A report from First Street Foundation shows states such as California, Florida and Louisiana, which are prone to wildfires and damaging storms and flooding, are likely to see the most dramatic increases in premiums. The fire that destroyed the Hawaiian community of Lahaina on Aug. 8, and the historic flooding that happened in Vermont and Maine in July, are other examples of events that could drive up insurance costs for homeowners in other states, according to the report.

“If you’re not worried, you’re not paying attention,” California state Sen. Bill Dodd, whose district includes the wine country counties devastated by wildfires in 2020, told the Associated Press in an article on Insurance Journal.

U.S. homeowners insurers have had three straight years of underwriting losses, according to AM Best. Losses for the first half of 2023 totaled $24.5 billion, roughly what was lost in all of 2022.

“(Climate change) is a problem that is already here,” Todd Bevington, a managing director at the insurance broker VIU by HUB, told the AP. In his 30 years in insurance, he said “I’ve never seen the market turn this quickly or significantly.”

Atlantic Hurricanes

Research by a climate scientist reveals significant changes to Atlantic hurricanes in the past 50 years, with storms developing and strengthening faster.

Rowan University professor Andra Garner found intensification rates from Atlantic hurricanes changed as greenhouse gas emissions warmed the planet and its oceans from 1971 to 2020. Garner’s study, Observed Increases in North Atlantic Tropical Cyclone Peak Intensification Rates, appeared in the journal Nature Scientific Reports.

“In the modern era, it is about as likely for hurricanes to intensify by at least 57 mph in 24 hours, and more likely for hurricanes to intensify by at least 23 mph within 24 hours than it was for storms to intensify by these amounts in 36 hours in the historical era,” she said for an article in Newswise. “The number of times that hurricanes strengthen from a Category 1 storm (or weaker) into a major hurricane (Category 3 or greater) within 36 hours has also more than doubled in the modern era relative to the historical era.”

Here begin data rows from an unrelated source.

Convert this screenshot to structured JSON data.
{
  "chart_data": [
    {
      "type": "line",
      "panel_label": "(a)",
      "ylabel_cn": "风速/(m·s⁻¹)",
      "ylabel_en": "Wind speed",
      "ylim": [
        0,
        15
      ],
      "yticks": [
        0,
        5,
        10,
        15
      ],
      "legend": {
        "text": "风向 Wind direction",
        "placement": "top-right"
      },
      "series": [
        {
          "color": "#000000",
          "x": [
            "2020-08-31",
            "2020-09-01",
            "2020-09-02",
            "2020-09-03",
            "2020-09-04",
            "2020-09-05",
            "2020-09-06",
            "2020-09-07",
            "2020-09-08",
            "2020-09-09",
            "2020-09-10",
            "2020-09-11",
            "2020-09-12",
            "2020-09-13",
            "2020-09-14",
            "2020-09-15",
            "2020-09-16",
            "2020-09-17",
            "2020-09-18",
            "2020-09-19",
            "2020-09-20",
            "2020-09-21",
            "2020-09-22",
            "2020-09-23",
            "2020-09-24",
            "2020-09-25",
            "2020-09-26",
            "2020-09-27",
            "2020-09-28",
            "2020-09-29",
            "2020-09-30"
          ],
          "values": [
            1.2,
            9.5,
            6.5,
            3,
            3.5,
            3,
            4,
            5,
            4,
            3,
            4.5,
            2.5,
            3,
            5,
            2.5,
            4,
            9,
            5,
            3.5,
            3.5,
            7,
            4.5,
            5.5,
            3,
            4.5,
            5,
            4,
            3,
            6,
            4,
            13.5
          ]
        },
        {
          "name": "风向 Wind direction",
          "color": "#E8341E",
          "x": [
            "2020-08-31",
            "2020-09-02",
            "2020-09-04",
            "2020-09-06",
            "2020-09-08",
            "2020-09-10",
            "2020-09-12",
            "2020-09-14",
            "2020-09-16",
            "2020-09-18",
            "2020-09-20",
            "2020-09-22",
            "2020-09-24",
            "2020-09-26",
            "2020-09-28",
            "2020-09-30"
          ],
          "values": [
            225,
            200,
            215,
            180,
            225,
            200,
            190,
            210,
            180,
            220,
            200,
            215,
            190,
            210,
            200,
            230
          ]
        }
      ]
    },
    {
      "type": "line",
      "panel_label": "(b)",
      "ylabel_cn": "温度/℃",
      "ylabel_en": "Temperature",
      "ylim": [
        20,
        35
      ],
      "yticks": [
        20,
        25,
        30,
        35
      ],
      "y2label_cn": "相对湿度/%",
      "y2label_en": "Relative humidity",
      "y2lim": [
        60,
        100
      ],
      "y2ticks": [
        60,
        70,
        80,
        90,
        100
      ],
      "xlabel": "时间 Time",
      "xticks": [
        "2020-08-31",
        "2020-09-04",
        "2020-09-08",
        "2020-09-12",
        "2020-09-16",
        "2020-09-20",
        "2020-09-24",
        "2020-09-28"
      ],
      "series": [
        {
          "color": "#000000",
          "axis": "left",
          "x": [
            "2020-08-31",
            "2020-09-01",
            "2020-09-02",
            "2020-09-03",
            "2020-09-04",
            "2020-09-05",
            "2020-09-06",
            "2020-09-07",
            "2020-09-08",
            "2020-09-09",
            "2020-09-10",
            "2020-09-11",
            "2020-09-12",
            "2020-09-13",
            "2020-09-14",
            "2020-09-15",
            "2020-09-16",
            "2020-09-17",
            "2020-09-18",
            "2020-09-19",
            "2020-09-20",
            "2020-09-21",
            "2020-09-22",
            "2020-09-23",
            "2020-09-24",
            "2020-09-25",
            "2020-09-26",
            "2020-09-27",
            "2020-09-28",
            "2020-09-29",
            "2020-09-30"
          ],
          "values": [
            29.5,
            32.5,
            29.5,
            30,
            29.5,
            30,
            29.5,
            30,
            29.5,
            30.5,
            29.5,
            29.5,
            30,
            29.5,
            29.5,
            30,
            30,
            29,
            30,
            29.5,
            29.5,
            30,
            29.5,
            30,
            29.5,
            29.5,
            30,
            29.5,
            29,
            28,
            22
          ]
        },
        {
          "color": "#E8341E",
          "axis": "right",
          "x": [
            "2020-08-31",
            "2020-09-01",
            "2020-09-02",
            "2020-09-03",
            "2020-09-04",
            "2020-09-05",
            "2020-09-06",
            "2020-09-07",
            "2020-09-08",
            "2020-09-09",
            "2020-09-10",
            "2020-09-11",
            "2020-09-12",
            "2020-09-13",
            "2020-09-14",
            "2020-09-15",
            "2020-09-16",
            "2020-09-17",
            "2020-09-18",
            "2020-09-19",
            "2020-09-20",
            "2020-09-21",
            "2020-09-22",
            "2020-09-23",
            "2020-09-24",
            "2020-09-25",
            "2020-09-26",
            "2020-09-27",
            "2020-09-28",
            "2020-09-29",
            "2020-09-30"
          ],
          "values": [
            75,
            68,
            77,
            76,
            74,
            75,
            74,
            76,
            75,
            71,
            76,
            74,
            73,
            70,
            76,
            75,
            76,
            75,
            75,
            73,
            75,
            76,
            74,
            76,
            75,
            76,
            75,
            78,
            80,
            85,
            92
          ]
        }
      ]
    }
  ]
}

The scientist found that Atlantic hurricanes developed from a Category 1 hurricane to a Category 3 or stronger in a 24-period faster than they did between 1970 and 1990. They are now more likely to strengthen faster along the east coast of the U.S. than they were during the previous period, Newswise reported.

“The increase in the number of times hurricanes turned from Category 1 or weaker to a major storm, (Category 3 or greater), is particularly concerning, since major hurricanes often produce the most damage in our coastal communities,” she said.